One of the most visible signs of spring is the return of our summering migrant birds and a few of these have already made an appearance in Fife. Amongst the first of the “little brown jobs” to arrive in late March is the Chiffchaff: a warbler most often found in the trees in open woodland. If your garden backs onto the woods listen for its steady, onomatopoeic call “chiff-chaff, chiff-chaff, chiff”, sometimes preceeded by a quiet “chip, chip, chip”.
Hot on their heels will be the Blackcap – males tending to arrive first. They are more difficult to identify by song, which is a slightly harsh, and complicated tune – quicker, and with more notes than the blackbird that has probably already been singing nearby. If you see a small, greyish warbler, hidden deep in the bushes and sporting a black cap it will probably be this. These two warblers will be joined by Willow warblers towards the end of the month, filling the woods with warblery tunes.
Xeno Canto is a great repository of bird songs, if you wish to learn more: https://www.xeno-canto.org/.
If you live near water, then Sand martins may catch your eye. There has been a steady trickle of sand martin sightings in Fife since mid-March, the numbers are only going to increase from now before they are joined by their relatives: swallows, and house martins. Hirundines, as the group are known, are all fast-flying and agile birds, feeding on insects in flight. Sand martins nest in large colonies on quarries, cliff-faces or sand banks.
Away from birds, the longer, warmer days will bring out the flowers, and with that come the bumblebees. The huge, Buff-tailed bumblebee queens have been busy already, trying to find what food from any early-flowering willows. They need to start an entire new colony, laying the first few eggs and tending to the larvae alone. Many of the early workers will be much smaller than the queen, because of the scarcity of food for now, but later buff-tailed workers are amongst the largest bees you will regularly see.
Other insects will also start to take flight more often, now that it is getting warm enough to leave the comfort of hibernation. There are a couple of dozen species of ladybirds, but everybody knows the 7-spot ladybird. The odd one can be disturbed over winter and will have to move, but generally they will find somewhere warm, often in the company of many others to see out the colder months. I’m sure gardeners will already have plenty of aphids for the ladybirds to feast on when they venture out.
If you have been lucky enough to have overwintering butterflies, such as Peacocks in a shed, they should start to become more active – weather permitting.

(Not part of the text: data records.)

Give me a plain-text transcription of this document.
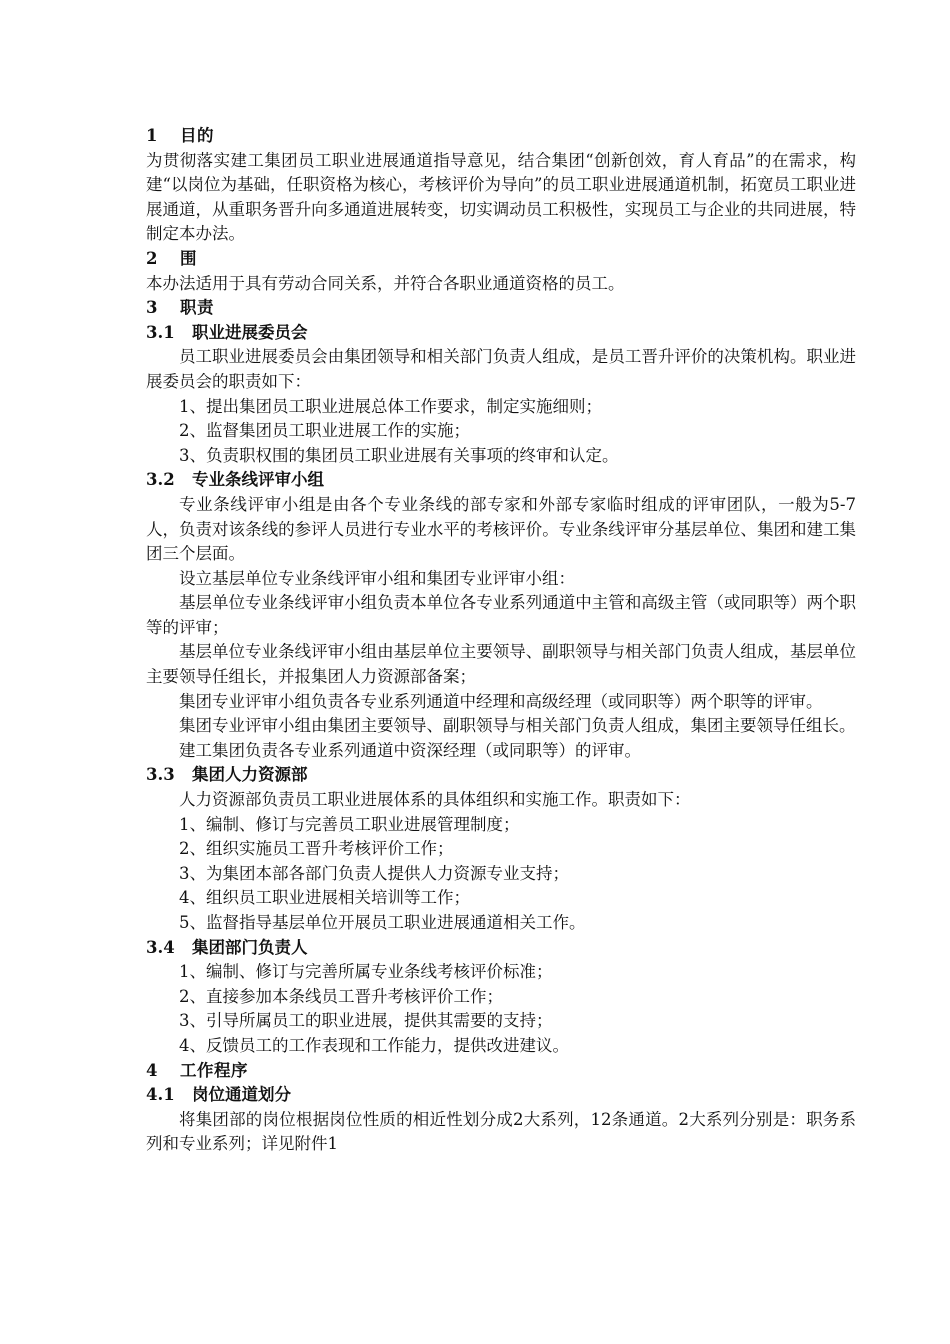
1 目的

为贯彻落实建工集团员工职业进展通道指导意见，结合集团“创新创效，育人育品”的在需求，构建“以岗位为基础，任职资格为核心，考核评价为导向”的员工职业进展通道机制，拓宽员工职业进展通道，从重职务晋升向多通道进展转变，切实调动员工积极性，实现员工与企业的共同进展，特制定本办法。

2 围

本办法适用于具有劳动合同关系，并符合各职业通道资格的员工。

3 职责
3.1 职业进展委员会

员工职业进展委员会由集团领导和相关部门负责人组成，是员工晋升评价的决策机构。职业进展委员会的职责如下：

1、提出集团员工职业进展总体工作要求，制定实施细则；

2、监督集团员工职业进展工作的实施；

3、负责职权围的集团员工职业进展有关事项的终审和认定。

3.2 专业条线评审小组

专业条线评审小组是由各个专业条线的部专家和外部专家临时组成的评审团队，一般为5-7人，负责对该条线的参评人员进行专业水平的考核评价。专业条线评审分基层单位、集团和建工集团三个层面。

设立基层单位专业条线评审小组和集团专业评审小组：

基层单位专业条线评审小组负责本单位各专业系列通道中主管和高级主管（或同职等）两个职等的评审；

基层单位专业条线评审小组由基层单位主要领导、副职领导与相关部门负责人组成，基层单位主要领导任组长，并报集团人力资源部备案；

集团专业评审小组负责各专业系列通道中经理和高级经理（或同职等）两个职等的评审。

集团专业评审小组由集团主要领导、副职领导与相关部门负责人组成，集团主要领导任组长。

建工集团负责各专业系列通道中资深经理（或同职等）的评审。

3.3 集团人力资源部

人力资源部负责员工职业进展体系的具体组织和实施工作。职责如下：

1、编制、修订与完善员工职业进展管理制度；

2、组织实施员工晋升考核评价工作；

3、为集团本部各部门负责人提供人力资源专业支持；

4、组织员工职业进展相关培训等工作；

5、监督指导基层单位开展员工职业进展通道相关工作。

3.4 集团部门负责人

1、编制、修订与完善所属专业条线考核评价标准；

2、直接参加本条线员工晋升考核评价工作；

3、引导所属员工的职业进展，提供其需要的支持；

4、反馈员工的工作表现和工作能力，提供改进建议。

4 工作程序
4.1 岗位通道划分

将集团部的岗位根据岗位性质的相近性划分成2大系列，12条通道。2大系列分别是：职务系列和专业系列；详见附件1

If you have any rocks that can be moved to a sunny space in the garden, they will be useful for invertebrates to bask on to warm up. It might even be time to think about putting together a home-made moth trap? If you have the space to put one out overnight – https://butterfly-conservation.org/in-your-area/east-scotland-branch/budget-bucket-moth-trap.
And, finally – Hedgehogs. From mid-April onwards they will be visiting a garden near you regularly, and everybody loves hedgehogs. Allowing passage between gardens, by making gaps in fences, is very important so they don’t have venture out onto the open streets. If you have a trail camera, put it out overlooking your lawn about 0.5m above ground to see what triggers it – and you might get lucky!